Wayne B. Wheeler, executive director of the Anti-Saloon League (image courtesy of the Library of Congress)

Before delving into Wayne Wheeler himself, it’s vital to understand the history and mission of the Anti-Saloon League within the larger story of Prohibition. Since the early 1800s, various temperance groups such as the Women’s Christian Temperance Union advocated for the reduction and strict limitations of alcohol production and consumption. These early groups included alcohol temperance as part of their many causes to improve society, such as changing child labor laws, public sanitation, women’s suffrage, and urban housing. In 1893, the Anti-Saloon League was founded in Oberlin, Ohio and they adopted a different approach from preceding groups. The ASL advocated for a total ban on the manufacture, distribution, and sale of alcohol and pursued it as a single issue platform. The total ban of alcohol was the organization’s only mission. The group exploded in membership and in a couple of years, they became a powerful national lobbying group whose influence stretched from local city government to the U.S. Congress. The league published thousands of pamphlets, leaflets, news articles, and gained a massive following with local churches so Wheeler utilized those connections to great advantage. The ASL was different from previous popular movements due to their bureaucratic, corporate structure and building departments dedicated to a certain aim of the organization. The publishing department wrote to thousands of newspapers and at one point, the ASL had whole page stories and columns in nearly every major newspaper in the United States. Enter Wayne Wheeler and his crusader zeal. 

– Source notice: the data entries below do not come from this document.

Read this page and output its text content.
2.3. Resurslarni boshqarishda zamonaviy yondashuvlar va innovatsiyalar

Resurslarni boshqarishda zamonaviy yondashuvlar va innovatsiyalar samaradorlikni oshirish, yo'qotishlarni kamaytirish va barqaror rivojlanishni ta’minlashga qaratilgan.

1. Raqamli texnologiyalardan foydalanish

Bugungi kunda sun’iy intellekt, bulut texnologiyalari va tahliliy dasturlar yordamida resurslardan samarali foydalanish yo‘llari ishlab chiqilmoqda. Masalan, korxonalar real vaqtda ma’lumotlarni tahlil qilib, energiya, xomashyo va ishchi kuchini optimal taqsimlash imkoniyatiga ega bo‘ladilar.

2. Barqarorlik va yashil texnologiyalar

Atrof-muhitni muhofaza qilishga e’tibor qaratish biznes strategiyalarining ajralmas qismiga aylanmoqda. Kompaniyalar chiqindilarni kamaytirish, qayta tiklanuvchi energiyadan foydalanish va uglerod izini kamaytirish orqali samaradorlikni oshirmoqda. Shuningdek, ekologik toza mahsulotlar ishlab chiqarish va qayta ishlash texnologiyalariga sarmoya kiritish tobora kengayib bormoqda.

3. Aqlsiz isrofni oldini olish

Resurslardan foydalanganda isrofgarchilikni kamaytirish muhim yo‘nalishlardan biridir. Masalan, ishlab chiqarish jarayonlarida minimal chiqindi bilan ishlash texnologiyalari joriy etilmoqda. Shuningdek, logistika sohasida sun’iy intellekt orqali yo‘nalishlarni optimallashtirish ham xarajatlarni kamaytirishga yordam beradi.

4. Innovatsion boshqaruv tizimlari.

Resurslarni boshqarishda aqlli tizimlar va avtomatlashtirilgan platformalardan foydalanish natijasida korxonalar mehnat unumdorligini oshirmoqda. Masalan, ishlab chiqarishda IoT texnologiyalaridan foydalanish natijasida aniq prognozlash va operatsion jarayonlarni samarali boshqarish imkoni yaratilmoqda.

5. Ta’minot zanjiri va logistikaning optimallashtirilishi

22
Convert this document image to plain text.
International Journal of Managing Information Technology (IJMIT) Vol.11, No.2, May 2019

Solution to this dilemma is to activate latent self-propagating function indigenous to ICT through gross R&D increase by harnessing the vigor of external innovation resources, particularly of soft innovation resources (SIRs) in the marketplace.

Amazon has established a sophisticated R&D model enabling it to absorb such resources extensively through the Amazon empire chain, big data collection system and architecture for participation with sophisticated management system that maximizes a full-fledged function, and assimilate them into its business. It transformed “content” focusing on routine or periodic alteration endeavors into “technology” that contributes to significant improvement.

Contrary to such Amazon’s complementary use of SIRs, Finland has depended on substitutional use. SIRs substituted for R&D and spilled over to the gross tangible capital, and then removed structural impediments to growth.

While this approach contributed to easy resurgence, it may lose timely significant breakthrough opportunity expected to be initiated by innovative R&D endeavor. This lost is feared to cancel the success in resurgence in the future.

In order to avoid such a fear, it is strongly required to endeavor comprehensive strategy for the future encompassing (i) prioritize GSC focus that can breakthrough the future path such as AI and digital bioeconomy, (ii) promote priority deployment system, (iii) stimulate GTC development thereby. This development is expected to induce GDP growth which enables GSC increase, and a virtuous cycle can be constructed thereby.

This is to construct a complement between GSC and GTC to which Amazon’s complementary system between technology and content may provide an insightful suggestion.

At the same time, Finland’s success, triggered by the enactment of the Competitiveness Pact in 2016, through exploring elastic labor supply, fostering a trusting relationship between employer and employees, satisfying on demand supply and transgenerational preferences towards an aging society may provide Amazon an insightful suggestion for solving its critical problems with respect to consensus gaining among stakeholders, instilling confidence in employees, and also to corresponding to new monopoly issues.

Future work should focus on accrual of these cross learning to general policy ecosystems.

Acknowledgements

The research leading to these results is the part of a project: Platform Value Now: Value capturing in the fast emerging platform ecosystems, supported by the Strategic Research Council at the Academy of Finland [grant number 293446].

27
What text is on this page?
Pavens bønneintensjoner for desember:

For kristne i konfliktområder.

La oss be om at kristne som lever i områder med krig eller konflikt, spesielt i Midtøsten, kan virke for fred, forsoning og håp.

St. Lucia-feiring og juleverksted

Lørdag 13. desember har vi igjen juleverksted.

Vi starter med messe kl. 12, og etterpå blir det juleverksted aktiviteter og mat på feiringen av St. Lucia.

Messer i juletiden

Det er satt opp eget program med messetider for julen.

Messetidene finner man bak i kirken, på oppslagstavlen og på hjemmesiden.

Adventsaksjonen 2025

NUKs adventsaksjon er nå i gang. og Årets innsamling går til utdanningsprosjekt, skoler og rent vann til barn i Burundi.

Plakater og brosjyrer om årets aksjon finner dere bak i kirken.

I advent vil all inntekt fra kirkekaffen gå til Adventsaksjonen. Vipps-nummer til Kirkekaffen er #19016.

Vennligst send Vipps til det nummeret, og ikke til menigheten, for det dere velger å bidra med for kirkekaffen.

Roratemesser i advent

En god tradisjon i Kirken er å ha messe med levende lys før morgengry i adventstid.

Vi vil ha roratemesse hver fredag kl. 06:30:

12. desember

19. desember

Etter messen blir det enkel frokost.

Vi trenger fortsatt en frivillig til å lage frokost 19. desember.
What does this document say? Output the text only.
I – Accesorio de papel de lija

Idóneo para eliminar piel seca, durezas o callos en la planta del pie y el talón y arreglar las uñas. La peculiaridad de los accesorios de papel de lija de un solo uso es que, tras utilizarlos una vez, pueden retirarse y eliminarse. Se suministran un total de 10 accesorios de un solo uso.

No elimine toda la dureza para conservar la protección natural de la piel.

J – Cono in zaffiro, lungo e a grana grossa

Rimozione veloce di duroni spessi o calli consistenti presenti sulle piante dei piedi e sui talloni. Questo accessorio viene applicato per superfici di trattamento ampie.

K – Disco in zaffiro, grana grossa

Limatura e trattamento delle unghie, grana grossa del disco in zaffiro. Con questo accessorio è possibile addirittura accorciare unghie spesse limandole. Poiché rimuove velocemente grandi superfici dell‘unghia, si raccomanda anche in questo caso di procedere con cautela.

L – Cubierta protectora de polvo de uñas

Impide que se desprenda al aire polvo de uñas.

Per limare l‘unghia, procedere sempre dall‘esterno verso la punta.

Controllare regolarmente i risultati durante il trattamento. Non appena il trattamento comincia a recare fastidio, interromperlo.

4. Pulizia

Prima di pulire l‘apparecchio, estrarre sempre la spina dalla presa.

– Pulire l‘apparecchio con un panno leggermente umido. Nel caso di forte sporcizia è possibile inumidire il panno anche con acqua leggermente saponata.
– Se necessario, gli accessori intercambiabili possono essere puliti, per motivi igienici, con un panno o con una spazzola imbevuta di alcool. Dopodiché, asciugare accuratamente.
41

Wheeler began his work with the ASL campaigning from door-to-door and sharing the anti-alcohol message. Wheeler joined the ASL shortly after their founding and quickly rose through the ranks, eventually becoming the executive director in 1904. Wheeler earned his law degree from Western Reserve University while working for the ASL and along with his teacher background, he was the organization’s most effective organizer and lobbyist. He embarked on a special brand of political lobbying (selfishly labeled Wheelerism) that became his trademark. he heavily pressed on the issue of prohibition and did so through any means to get a vote from elected officials. If they did not support prohibition legislation, Wheeler mobilized ASL followers to vote against them. The best case example was with Myron T. Herrick in his re-election for Governor of Ohio. Herrick supported local option laws that were backed by the ASL, but when he tried to modify them slightly, Wheeler used the publishing arm of the ASL to denounce him, and it worked. Herrick’s defeated was a monumental victory for the ASL which now demonstrated their political power. 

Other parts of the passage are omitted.